In the debate about guns and gun control I like to think I have a small advantage because I've been in the middle of gunfights and seen people shot to death... more than once.

The first time was in Rochester, NY during my first week on the air as a television reporter. A man had run amok shooting people in his house before sprinting down the street and taking over a bank. The station sent me out there with a microwave truck and I went live on the air as the gunman opened fire and shotgun pellets hit the building 20 feet away. The SWAT team closed in and shot that guy dead 150 feet from us. I never had time to figure out whether I was more scared of getting killed or being on live television.

A few years later I was in Providence, RI when a group of guys bumbled a bank robbery and scattered into the neighborhood. One of them ran up behind a house and managed to take a pursuing cop as a hostage. My cameraman and I stood in the middle of the street as the robber and the cop moved down the driveway in tight unison. Great pictures. The robber used the cop as a shield to climb into the open door of an unmarked police cruiser with the intention of driving away. Not in Providence. A shotgun was fired as a distraction and a big detective moved in blasting with a handgun. The gunman turned and fired out the back window, blowing glass at us, but in a split second he was dead.
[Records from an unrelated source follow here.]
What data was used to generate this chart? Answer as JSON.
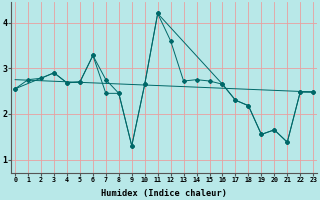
{
  "xlabel": "Humidex (Indice chaleur)",
  "background_color": "#b8e8e8",
  "grid_color": "#e8a0a0",
  "line_color": "#006868",
  "xlim_min": -0.3,
  "xlim_max": 23.3,
  "ylim_min": 0.7,
  "ylim_max": 4.45,
  "yticks": [
    1,
    2,
    3,
    4
  ],
  "xticks": [
    0,
    1,
    2,
    3,
    4,
    5,
    6,
    7,
    8,
    9,
    10,
    11,
    12,
    13,
    14,
    15,
    16,
    17,
    18,
    19,
    20,
    21,
    22,
    23
  ],
  "line1_x": [
    0,
    1,
    2,
    3,
    4,
    5,
    6,
    7,
    8,
    9,
    10,
    11,
    12,
    13,
    14,
    15,
    16,
    17,
    18,
    19,
    20,
    21,
    22,
    23
  ],
  "line1_y": [
    2.55,
    2.75,
    2.78,
    2.9,
    2.68,
    2.7,
    3.28,
    2.75,
    2.45,
    1.3,
    2.65,
    4.2,
    3.6,
    2.72,
    2.75,
    2.72,
    2.65,
    2.3,
    2.18,
    1.55,
    1.65,
    1.38,
    2.48,
    2.48
  ],
  "line2_x": [
    0,
    23
  ],
  "line2_y": [
    2.75,
    2.48
  ],
  "line3_x": [
    0,
    3,
    4,
    5,
    6,
    7,
    8,
    9,
    10,
    11,
    16,
    17,
    18,
    19,
    20,
    21,
    22,
    23
  ],
  "line3_y": [
    2.55,
    2.9,
    2.68,
    2.7,
    3.28,
    2.45,
    2.45,
    1.3,
    2.65,
    4.2,
    2.65,
    2.3,
    2.18,
    1.55,
    1.65,
    1.38,
    2.48,
    2.48
  ]
}
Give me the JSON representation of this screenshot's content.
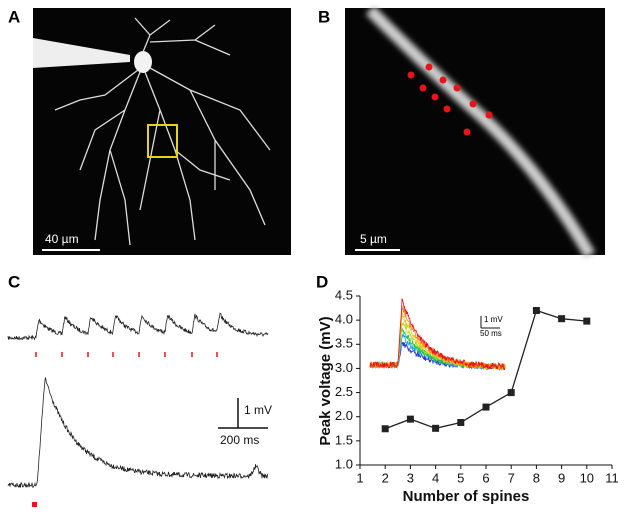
{
  "panels": {
    "a": "A",
    "b": "B",
    "c": "C",
    "d": "D"
  },
  "scale_bars": {
    "a": "40 µm",
    "b": "5 µm",
    "c_voltage": "1 mV",
    "c_time": "200 ms",
    "d_inset_voltage": "1 mV",
    "d_inset_time": "50 ms"
  },
  "chart_data": {
    "type": "line",
    "x_label": "Number of spines",
    "y_label": "Peak voltage (mV)",
    "x": [
      2,
      3,
      4,
      5,
      6,
      7,
      8,
      9,
      10
    ],
    "series": [
      {
        "color": "#222222",
        "values": [
          1.75,
          1.95,
          1.76,
          1.88,
          2.2,
          2.5,
          4.2,
          4.03,
          3.98
        ]
      }
    ],
    "xlim": [
      1,
      11
    ],
    "xticks": [
      1,
      2,
      3,
      4,
      5,
      6,
      7,
      8,
      9,
      10,
      11
    ],
    "ylim": [
      1,
      4.5
    ],
    "yticks": [
      {
        "value": 1,
        "label": "1.0"
      },
      1.5,
      {
        "value": 2,
        "label": "2.0"
      },
      2.5,
      {
        "value": 3,
        "label": "3.0"
      },
      3.5,
      {
        "value": 4,
        "label": "4.0"
      },
      4.5
    ]
  }
}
I've been in gunfire during a shootout in Mexico, at a roadblock in Kuwait City and in the middle of the Los Angeles riots. Living in Los Angeles, my wife and I have had gunfire outside two homes we've lived in.

The thing that's always struck me is that the shooting starts without warning and ends with even less. I never ducked, dropped to the street or hit the floor in my own home. You have no time to react. Gunshots, boom, somebody dead, over.

The notion that an amateur armed with a gun could pull it out and save the day is just silly. The shooting in most cases would be over before the supposed good guy could react and he'd be lucky not to drop his own weapon in fear. An armed guard at a school, as the NRA suggests, would merely be the first to die because he won't see it coming or get to his gun on time.

For a while I worked as a newspaper reporter covering the courts in Rochester. They had these big guys known as escort deputies who moved the more dangerous defendants from their cells to the courtroom and back. I saw them with hands on mobsters, street thugs and vicious drug-deal murderers.The deputies used to put the handcuffs on the defendants and walk them with one hand gripping the cuffs. The idea was that if the guy tried anything the deputy clamped down his hand and the cuffs tightened in a painful pinch that pretty well disabled the bad guy. I never saw one of them misbehave.

The interesting thing was that the deputies did not carry guns. I asked one of them why, and he just said, "Oh, you don't want to have guns around, they're dangerous."